Marramgrass

Anti-community.

On holiday last week we spent some time with friends whose church has been talking around the idea of a possible future church plant in Glasgow Harbour, a newish development by the Clyde.

As we talked, and as we had a look around by the new blocks of flats, I noticed the similarity in intent between Glasgow Harbour and the much talked-about Titanic Quarter development in Belfast.

Both are marked by a very upwardly-mobile, idealised dream of stylish waterfront living, and both question any ideals we might have about what it means to live in community with others: next door, locally, and across the city.

If you want to talk at length about the potential impact Titanic Quarter will have on the wider area around East Belfast, crookedshore is your man, but as I talked with our friend last week I got a little disturbed by the way TQ’s cousin at Glasgow Harbour is shaping up.

The development is sold as a heavily media-inspired lifestyle. The financial cost alone is worth questioning, but as we talked and teased and picked at questions about the place of church in such an environment — even more essentially, what church could possibly look like in that environment — we wondered at how everything about the place seems designed to minimize personal contact.

If you have the money you can have your own designated underground space in which to park your sports car; from there you’ll get into the keypad-protected elevator that takes you to within yards of the door of your self-contained apartment. Access to the buildings is on the waterfront, shielded from the city behind by the rest of the development and by the Clydeside Expressway. You’re obviously intended to arrive and leave by car — public transport’s only half a mile away, but look at all that prestige parking space. It will be interesting to see how the public green space around about is developed and used; you could call me skeptical.

In an environment like this, which seems to make any form of local community difficult, what for church?

If church sits somewhere between expressing existing community and inspiring and coalescing something new and greater, how can this be fulfilled in Glasgow Harbour? Surely such a disconnected and closeted lifestyle will be damaging for those who choose to live there; it’s already too easy to draw away behind doors, screens and keyboards…

It is clear, and here again we touch on our conversations of last week, that it will require some creative thinking about what church might look like, but also perhaps a recapturing of the very basic notion of a group people choosing to be together, sharing what they have in common and what they don’t, without too many of the religious extras by which we’ve become distracted.

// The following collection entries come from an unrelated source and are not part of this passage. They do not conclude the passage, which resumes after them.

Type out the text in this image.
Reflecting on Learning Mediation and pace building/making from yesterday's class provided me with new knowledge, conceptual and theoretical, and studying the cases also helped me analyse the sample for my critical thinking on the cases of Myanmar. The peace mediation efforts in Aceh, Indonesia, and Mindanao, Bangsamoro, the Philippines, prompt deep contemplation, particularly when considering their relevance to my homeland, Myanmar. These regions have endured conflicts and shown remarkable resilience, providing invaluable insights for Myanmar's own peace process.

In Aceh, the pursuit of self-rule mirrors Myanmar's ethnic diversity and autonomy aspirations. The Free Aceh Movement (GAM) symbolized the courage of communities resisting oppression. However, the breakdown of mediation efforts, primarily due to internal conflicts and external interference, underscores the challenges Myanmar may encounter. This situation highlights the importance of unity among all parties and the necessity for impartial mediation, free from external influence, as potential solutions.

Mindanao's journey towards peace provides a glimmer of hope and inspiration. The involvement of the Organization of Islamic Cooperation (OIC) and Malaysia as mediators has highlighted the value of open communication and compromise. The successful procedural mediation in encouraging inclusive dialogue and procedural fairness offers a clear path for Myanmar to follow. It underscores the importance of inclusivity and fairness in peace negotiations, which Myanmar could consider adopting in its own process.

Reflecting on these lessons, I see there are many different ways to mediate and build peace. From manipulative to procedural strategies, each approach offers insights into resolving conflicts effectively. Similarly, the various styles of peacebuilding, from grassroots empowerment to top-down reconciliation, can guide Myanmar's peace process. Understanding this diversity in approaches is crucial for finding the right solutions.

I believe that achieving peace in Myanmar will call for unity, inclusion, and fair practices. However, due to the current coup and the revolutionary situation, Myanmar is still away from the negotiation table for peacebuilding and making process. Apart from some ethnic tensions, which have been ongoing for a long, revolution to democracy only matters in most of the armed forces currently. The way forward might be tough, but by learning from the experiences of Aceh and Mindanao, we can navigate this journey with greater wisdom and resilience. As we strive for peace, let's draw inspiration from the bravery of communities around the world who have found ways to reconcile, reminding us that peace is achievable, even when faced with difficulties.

When we drove around Glasgow Harbour last Thursday evening, it felt half-finished: hoardings still surround building sites, scaffolding still waits, a significant number of windows are still dark. It felt bleak, like something out of near-future dystopian fiction, but hopeful — wanting to be bright and joyful. The only way to satisfy that hope will be a stirring to communal living which challenges much of the philosophy behind the place, a call to something more real, more immediate than the smiling models and stock photography of slick marketing.

How do you market that? More, how do you make it happen?